@LightBurn, I’m hoping you can help me.
I received my lightburn camera today, but am having a hard time getting it calibrated/aligned. I ran the lens alignment two full cycles, then did the camera calibration, but in the calibration step, my preview still looks a bit fish-eyed (I have the 160-degree camera on an Ortur Lasermaster 2 if that matters)
I tried to test it, and when I did the “capture overlay” then jogged the laser to the center target, it’s landing about 2 inches below where it should.
Any ideas where I’m going wrong while setting this up? I’m happy to send any pictures you need!
The preview is always just a raw feed, so the fisheye there is normal. The edit window backdrop is the one that gets un-warped, and that looks like it’s working as intended, and it’s just scaled incorrectly.
When you ran the alignment markers, did you enter a scale value that was larger than the default? A common mistake is pressing ‘Enter’ or ‘Esc’ (I can’t remember which) in the alignment marker window which will cancel it, and then if you go back through but forget to set the same scale value the second time, it resets back to 100%, and that would make the end result much smaller, like you see here. It could also offset the center, because your camera view is at a angle.
Thank you @LightBurn for helping me troubleshoot this. I went back to the alignment tool and put in the scale of 190, which is what I engraved my 4 markers at. I re-ran the alignment at that scale. But when I tested after, I’m still ending up about an inch and a half below the target, just like yesterday. I must be missing a step.

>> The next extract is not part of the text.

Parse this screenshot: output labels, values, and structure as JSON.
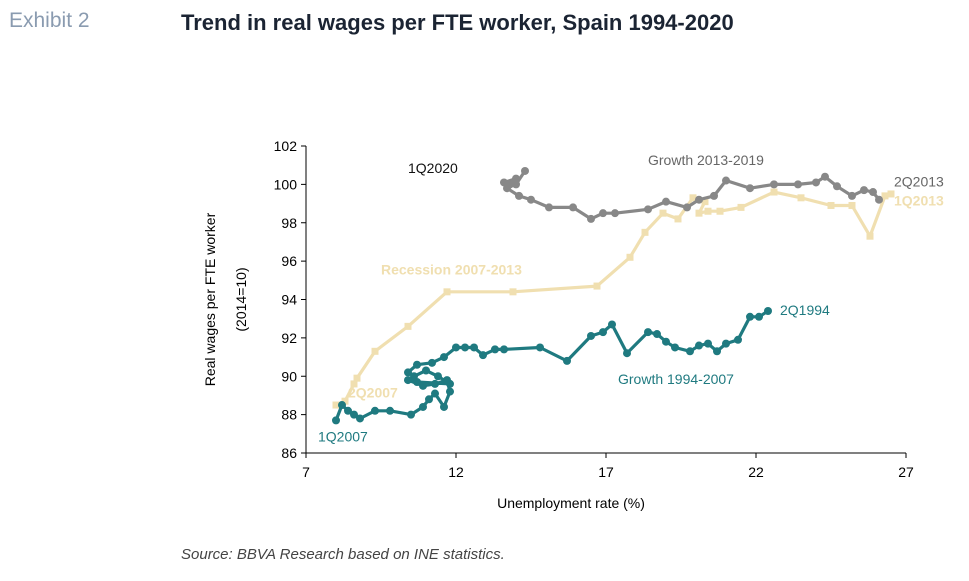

When I look, my camera is at a bit on an angle, because it was picking up so much behind it. Should I make sure it’s dead straight over my bed? Could that be the problem?
Update: I adjusted the camera so it’s straight up and down. Then re-aligned and calibrated. Now I’m still an inch and a half down, but also about 2 inches to the right. I’m going to take a break. I’m getting frustrated
Ok @LightBurn, I must be a glutton for punishment I took a few hours off, and am back down here. I’ve re-aligned and re-calibrated at least 9 times. Every single time when I do the test to see if the laser will land on a target, it’s always off by a couple of inches. Sometimes it’s the y axis, sometimes it’s x-axis, sometimes it’s both. I can’t find any rhyme or reason.

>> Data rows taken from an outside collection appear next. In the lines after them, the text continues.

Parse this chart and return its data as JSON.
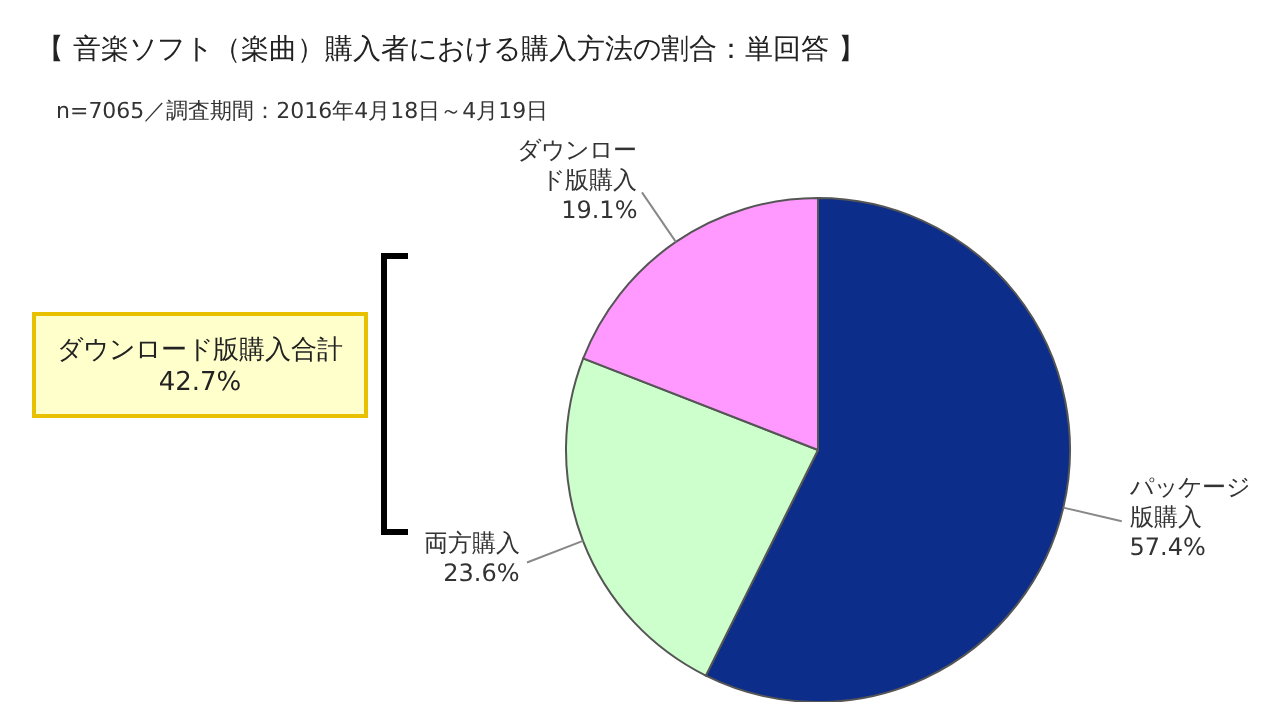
{
  "chart_data": {
    "type": "pie",
    "title": "【 音楽ソフト（楽曲）購入者における購入方法の割合：単回答 】",
    "subtitle": "n=7065／調査期間：2016年4月18日～4月19日",
    "categories": [
      "パッケージ版購入",
      "両方購入",
      "ダウンロード版購入"
    ],
    "values": [
      57.4,
      23.6,
      19.1
    ],
    "value_labels": [
      "57.4%",
      "23.6%",
      "19.1%"
    ],
    "colors": [
      "#0c2d8a",
      "#ccffcc",
      "#ff99ff"
    ],
    "annotations": [
      "ダウンロード版購入合計42.7%"
    ]
  }
}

I tried different scales, thinking maybe I THOUGHT it engraved the targets at 190, but could have been remembering wrong. So I tried 195, 180, 185, 190 again a few times. I really don’t know what else to do. Any help is appreciated!
You only have to do the lens curvature part once - it really doesn’t have much to do with the alignment, so no need to do that part again. I’m assuming the camera is hard mounted to the frame of the laser, or at least the laser cannot move relative to the camera, is that right?

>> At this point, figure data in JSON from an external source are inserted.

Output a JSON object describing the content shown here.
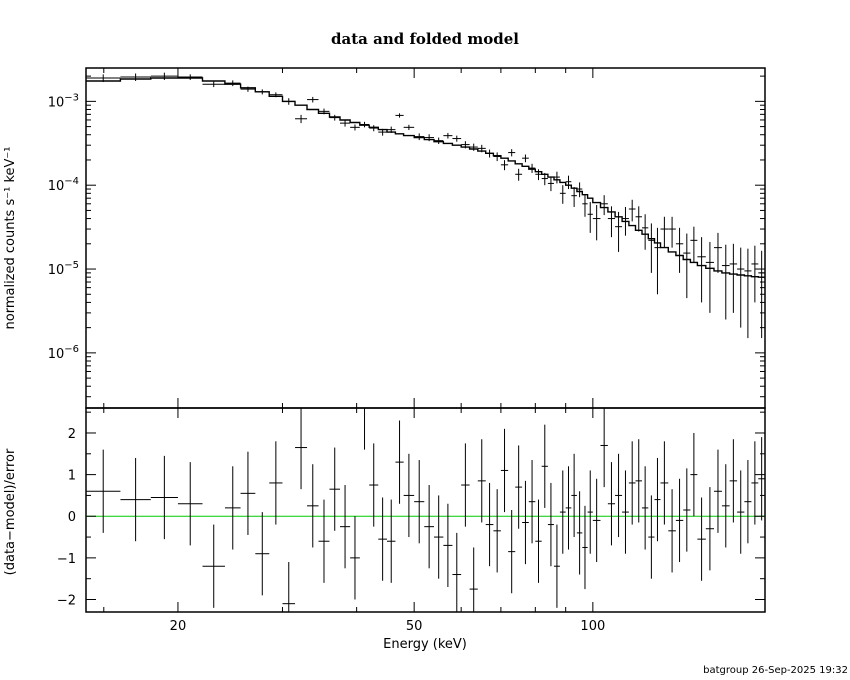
{
  "title": "data and folded model",
  "footer": "batgroup 26-Sep-2025 19:32",
  "colors": {
    "axes": "#000000",
    "data": "#000000",
    "model": "#000000",
    "zero_line": "#00cc00"
  },
  "chart_data": [
    {
      "type": "line",
      "panel": "top",
      "title": "data and folded model",
      "xlabel": "",
      "ylabel": "normalized counts s⁻¹ keV⁻¹",
      "xscale": "log",
      "yscale": "log",
      "xlim": [
        14,
        195
      ],
      "ylim": [
        2.2e-07,
        0.0025
      ],
      "ytick_labels": [
        {
          "value": 0.001,
          "base": "10",
          "exp": "−3"
        },
        {
          "value": 0.0001,
          "base": "10",
          "exp": "−4"
        },
        {
          "value": 1e-05,
          "base": "10",
          "exp": "−5"
        },
        {
          "value": 1e-06,
          "base": "10",
          "exp": "−6"
        }
      ],
      "grid": false,
      "series": [
        {
          "kind": "data_with_errors",
          "x_lo": [
            14.0,
            16.0,
            18.0,
            20.0,
            22.0,
            24.0,
            25.5,
            27.0,
            28.5,
            30.0,
            31.5,
            33.0,
            34.5,
            36.0,
            37.5,
            39.0,
            40.5,
            42.0,
            43.5,
            45.0,
            46.5,
            48.0,
            50.0,
            52.0,
            54.0,
            56.0,
            58.0,
            60.0,
            62.0,
            64.0,
            66.0,
            68.0,
            70.0,
            72.0,
            74.0,
            76.0,
            78.0,
            80.0,
            82.0,
            84.0,
            86.0,
            88.0,
            90.0,
            92.0,
            94.0,
            96.0,
            98.0,
            100.0,
            103.0,
            106.0,
            109.0,
            112.0,
            115.0,
            118.0,
            121.0,
            124.0,
            127.0,
            130.0,
            134.0,
            138.0,
            142.0,
            146.0,
            150.0,
            155.0,
            160.0,
            165.0,
            170.0,
            175.0,
            180.0,
            185.0,
            190.0
          ],
          "x_hi": [
            16.0,
            18.0,
            20.0,
            22.0,
            24.0,
            25.5,
            27.0,
            28.5,
            30.0,
            31.5,
            33.0,
            34.5,
            36.0,
            37.5,
            39.0,
            40.5,
            42.0,
            43.5,
            45.0,
            46.5,
            48.0,
            50.0,
            52.0,
            54.0,
            56.0,
            58.0,
            60.0,
            62.0,
            64.0,
            66.0,
            68.0,
            70.0,
            72.0,
            74.0,
            76.0,
            78.0,
            80.0,
            82.0,
            84.0,
            86.0,
            88.0,
            90.0,
            92.0,
            94.0,
            96.0,
            98.0,
            100.0,
            103.0,
            106.0,
            109.0,
            112.0,
            115.0,
            118.0,
            121.0,
            124.0,
            127.0,
            130.0,
            134.0,
            138.0,
            142.0,
            146.0,
            150.0,
            155.0,
            160.0,
            165.0,
            170.0,
            175.0,
            180.0,
            185.0,
            190.0,
            195.0
          ],
          "y": [
            0.0019,
            0.00195,
            0.002,
            0.00195,
            0.0016,
            0.00165,
            0.0014,
            0.0013,
            0.0012,
            0.001,
            0.00062,
            0.00105,
            0.00076,
            0.00064,
            0.00055,
            0.00049,
            0.00053,
            0.00048,
            0.00043,
            0.00046,
            0.00068,
            0.00049,
            0.00038,
            0.00037,
            0.00034,
            0.00039,
            0.00036,
            0.000305,
            0.000285,
            0.000275,
            0.00024,
            0.00022,
            0.000175,
            0.000245,
            0.000135,
            0.00021,
            0.00016,
            0.000135,
            0.00012,
            0.000105,
            0.000125,
            8e-05,
            0.00011,
            7.5e-05,
            9e-05,
            6e-05,
            4.5e-05,
            4e-05,
            6e-05,
            4e-05,
            3.2e-05,
            4e-05,
            5.2e-05,
            4.2e-05,
            3.1e-05,
            2.2e-05,
            1.8e-05,
            3e-05,
            3e-05,
            2e-05,
            1.55e-05,
            2.2e-05,
            1.4e-05,
            1.2e-05,
            1.8e-05,
            1.1e-05,
            1.15e-05,
            1e-05,
            9.5e-06,
            1.15e-05,
            9e-06
          ],
          "y_err": [
            0.0002,
            0.0002,
            0.0002,
            0.00015,
            0.00012,
            0.00013,
            0.0001,
            9e-05,
            8e-05,
            9e-05,
            7e-05,
            8e-05,
            6e-05,
            5e-05,
            5e-05,
            4e-05,
            4e-05,
            4e-05,
            4e-05,
            4e-05,
            4e-05,
            3.5e-05,
            3.5e-05,
            3.5e-05,
            3e-05,
            3e-05,
            3e-05,
            3e-05,
            2.8e-05,
            2.8e-05,
            2.6e-05,
            2.6e-05,
            2.4e-05,
            2.4e-05,
            2.2e-05,
            2.2e-05,
            2e-05,
            2e-05,
            2e-05,
            2e-05,
            2e-05,
            2e-05,
            2e-05,
            2e-05,
            1.8e-05,
            1.8e-05,
            1.8e-05,
            1.8e-05,
            1.6e-05,
            1.6e-05,
            1.6e-05,
            1.5e-05,
            1.5e-05,
            1.4e-05,
            1.4e-05,
            1.3e-05,
            1.3e-05,
            1.2e-05,
            1.2e-05,
            1.1e-05,
            1.1e-05,
            1e-05,
            1e-05,
            9e-06,
            9e-06,
            8.5e-06,
            8.5e-06,
            8e-06,
            8e-06,
            7.5e-06,
            7.5e-06
          ]
        },
        {
          "kind": "model_step",
          "x_lo": [
            14.0,
            16.0,
            18.0,
            20.0,
            22.0,
            24.0,
            25.5,
            27.0,
            28.5,
            30.0,
            31.5,
            33.0,
            34.5,
            36.0,
            37.5,
            39.0,
            40.5,
            42.0,
            43.5,
            45.0,
            46.5,
            48.0,
            50.0,
            52.0,
            54.0,
            56.0,
            58.0,
            60.0,
            62.0,
            64.0,
            66.0,
            68.0,
            70.0,
            72.0,
            74.0,
            76.0,
            78.0,
            80.0,
            82.0,
            84.0,
            86.0,
            88.0,
            90.0,
            92.0,
            94.0,
            96.0,
            98.0,
            100.0,
            103.0,
            106.0,
            109.0,
            112.0,
            115.0,
            118.0,
            121.0,
            124.0,
            127.0,
            130.0,
            134.0,
            138.0,
            142.0,
            146.0,
            150.0,
            155.0,
            160.0,
            165.0,
            170.0,
            175.0,
            180.0,
            185.0,
            190.0
          ],
          "x_hi": [
            16.0,
            18.0,
            20.0,
            22.0,
            24.0,
            25.5,
            27.0,
            28.5,
            30.0,
            31.5,
            33.0,
            34.5,
            36.0,
            37.5,
            39.0,
            40.5,
            42.0,
            43.5,
            45.0,
            46.5,
            48.0,
            50.0,
            52.0,
            54.0,
            56.0,
            58.0,
            60.0,
            62.0,
            64.0,
            66.0,
            68.0,
            70.0,
            72.0,
            74.0,
            76.0,
            78.0,
            80.0,
            82.0,
            84.0,
            86.0,
            88.0,
            90.0,
            92.0,
            94.0,
            96.0,
            98.0,
            100.0,
            103.0,
            106.0,
            109.0,
            112.0,
            115.0,
            118.0,
            121.0,
            124.0,
            127.0,
            130.0,
            134.0,
            138.0,
            142.0,
            146.0,
            150.0,
            155.0,
            160.0,
            165.0,
            170.0,
            175.0,
            180.0,
            185.0,
            190.0,
            195.0
          ],
          "y": [
            0.00175,
            0.00185,
            0.0019,
            0.0019,
            0.00175,
            0.0016,
            0.00145,
            0.0013,
            0.00115,
            0.001,
            0.0009,
            0.0008,
            0.00072,
            0.00065,
            0.0006,
            0.00056,
            0.00052,
            0.00049,
            0.00046,
            0.00043,
            0.00041,
            0.00039,
            0.00037,
            0.00035,
            0.00033,
            0.000315,
            0.0003,
            0.000285,
            0.00027,
            0.000255,
            0.00024,
            0.000225,
            0.00021,
            0.000195,
            0.00018,
            0.000168,
            0.000155,
            0.000145,
            0.000135,
            0.000125,
            0.000116,
            0.000108,
            0.0001,
            9.2e-05,
            8.4e-05,
            7.7e-05,
            7e-05,
            6.2e-05,
            5.4e-05,
            4.8e-05,
            4.2e-05,
            3.7e-05,
            3.3e-05,
            2.9e-05,
            2.6e-05,
            2.3e-05,
            2.05e-05,
            1.8e-05,
            1.6e-05,
            1.45e-05,
            1.3e-05,
            1.2e-05,
            1.1e-05,
            1.02e-05,
            9.5e-06,
            9e-06,
            8.7e-06,
            8.5e-06,
            8.3e-06,
            8.1e-06,
            8e-06
          ]
        }
      ]
    },
    {
      "type": "scatter",
      "panel": "bottom",
      "xlabel": "Energy (keV)",
      "ylabel": "(data−model)/error",
      "xscale": "log",
      "xlim": [
        14,
        195
      ],
      "ylim": [
        -2.3,
        2.6
      ],
      "xticks": [
        20,
        50,
        100
      ],
      "xtick_labels": [
        "20",
        "50",
        "100"
      ],
      "yticks": [
        -2,
        -1,
        0,
        1,
        2
      ],
      "ytick_labels": [
        "−2",
        "−1",
        "0",
        "1",
        "2"
      ],
      "zero_line": 0,
      "grid": false,
      "series": [
        {
          "kind": "residuals",
          "x_lo": [
            14.0,
            16.0,
            18.0,
            20.0,
            22.0,
            24.0,
            25.5,
            27.0,
            28.5,
            30.0,
            31.5,
            33.0,
            34.5,
            36.0,
            37.5,
            39.0,
            40.5,
            42.0,
            43.5,
            45.0,
            46.5,
            48.0,
            50.0,
            52.0,
            54.0,
            56.0,
            58.0,
            60.0,
            62.0,
            64.0,
            66.0,
            68.0,
            70.0,
            72.0,
            74.0,
            76.0,
            78.0,
            80.0,
            82.0,
            84.0,
            86.0,
            88.0,
            90.0,
            92.0,
            94.0,
            96.0,
            98.0,
            100.0,
            103.0,
            106.0,
            109.0,
            112.0,
            115.0,
            118.0,
            121.0,
            124.0,
            127.0,
            130.0,
            134.0,
            138.0,
            142.0,
            146.0,
            150.0,
            155.0,
            160.0,
            165.0,
            170.0,
            175.0,
            180.0,
            185.0,
            190.0
          ],
          "x_hi": [
            16.0,
            18.0,
            20.0,
            22.0,
            24.0,
            25.5,
            27.0,
            28.5,
            30.0,
            31.5,
            33.0,
            34.5,
            36.0,
            37.5,
            39.0,
            40.5,
            42.0,
            43.5,
            45.0,
            46.5,
            48.0,
            50.0,
            52.0,
            54.0,
            56.0,
            58.0,
            60.0,
            62.0,
            64.0,
            66.0,
            68.0,
            70.0,
            72.0,
            74.0,
            76.0,
            78.0,
            80.0,
            82.0,
            84.0,
            86.0,
            88.0,
            90.0,
            92.0,
            94.0,
            96.0,
            98.0,
            100.0,
            103.0,
            106.0,
            109.0,
            112.0,
            115.0,
            118.0,
            121.0,
            124.0,
            127.0,
            130.0,
            134.0,
            138.0,
            142.0,
            146.0,
            150.0,
            155.0,
            160.0,
            165.0,
            170.0,
            175.0,
            180.0,
            185.0,
            190.0,
            195.0
          ],
          "y": [
            0.6,
            0.4,
            0.45,
            0.3,
            -1.2,
            0.2,
            0.55,
            -0.9,
            0.8,
            -2.1,
            1.65,
            0.25,
            -0.6,
            0.65,
            -0.25,
            -1.0,
            2.6,
            0.75,
            -0.55,
            -0.6,
            1.3,
            0.5,
            0.35,
            -0.25,
            -0.5,
            -0.7,
            -1.4,
            0.75,
            -1.75,
            0.85,
            -0.2,
            -0.35,
            1.1,
            -0.85,
            0.7,
            -0.15,
            0.35,
            -0.6,
            1.2,
            -0.2,
            -1.2,
            0.1,
            0.2,
            0.5,
            -0.4,
            -0.75,
            0.1,
            -0.1,
            1.7,
            0.3,
            0.5,
            0.1,
            0.8,
            0.85,
            0.2,
            -0.5,
            0.4,
            0.8,
            -0.35,
            -0.1,
            0.15,
            1.0,
            -0.55,
            -0.3,
            0.6,
            0.25,
            0.85,
            0.1,
            0.35,
            0.8,
            0.9
          ],
          "y_err": [
            1.0,
            1.0,
            1.0,
            1.0,
            1.0,
            1.0,
            1.0,
            1.0,
            1.0,
            1.0,
            1.0,
            1.0,
            1.0,
            1.0,
            1.0,
            1.0,
            1.0,
            1.0,
            1.0,
            1.0,
            1.0,
            1.0,
            1.0,
            1.0,
            1.0,
            1.0,
            1.0,
            1.0,
            1.0,
            1.0,
            1.0,
            1.0,
            1.0,
            1.0,
            1.0,
            1.0,
            1.0,
            1.0,
            1.0,
            1.0,
            1.0,
            1.0,
            1.0,
            1.0,
            1.0,
            1.0,
            1.0,
            1.0,
            1.0,
            1.0,
            1.0,
            1.0,
            1.0,
            1.0,
            1.0,
            1.0,
            1.0,
            1.0,
            1.0,
            1.0,
            1.0,
            1.0,
            1.0,
            1.0,
            1.0,
            1.0,
            1.0,
            1.0,
            1.0,
            1.0,
            1.0
          ]
        }
      ]
    }
  ]
}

@LightBurn…I’m watching youtube videos now and something dawned on me. Is it possible that my machine moved from when I initially engraved the targets and that is causing my calibration to be off? Should I be engraving a fresh set of targets everytime to be sure the placement doesn’t move at all?
Yes - if the markers are not exactly where the machine put them, it will mess up the alignment.
You can fake the markers by drawing a 180mm square and centering it, then scaling it by whatever you scaled your alignment targets at, and just drawing the square. The four corners of that square would be in the same spots as the alignment markers, so you can just tag those instead.
@LightBurn It worked!!! It was the alignment grid had moved, I made a new one and I was able to successfully engrave a super quick pen. It looks perfect. Thank you so much for your patience with me!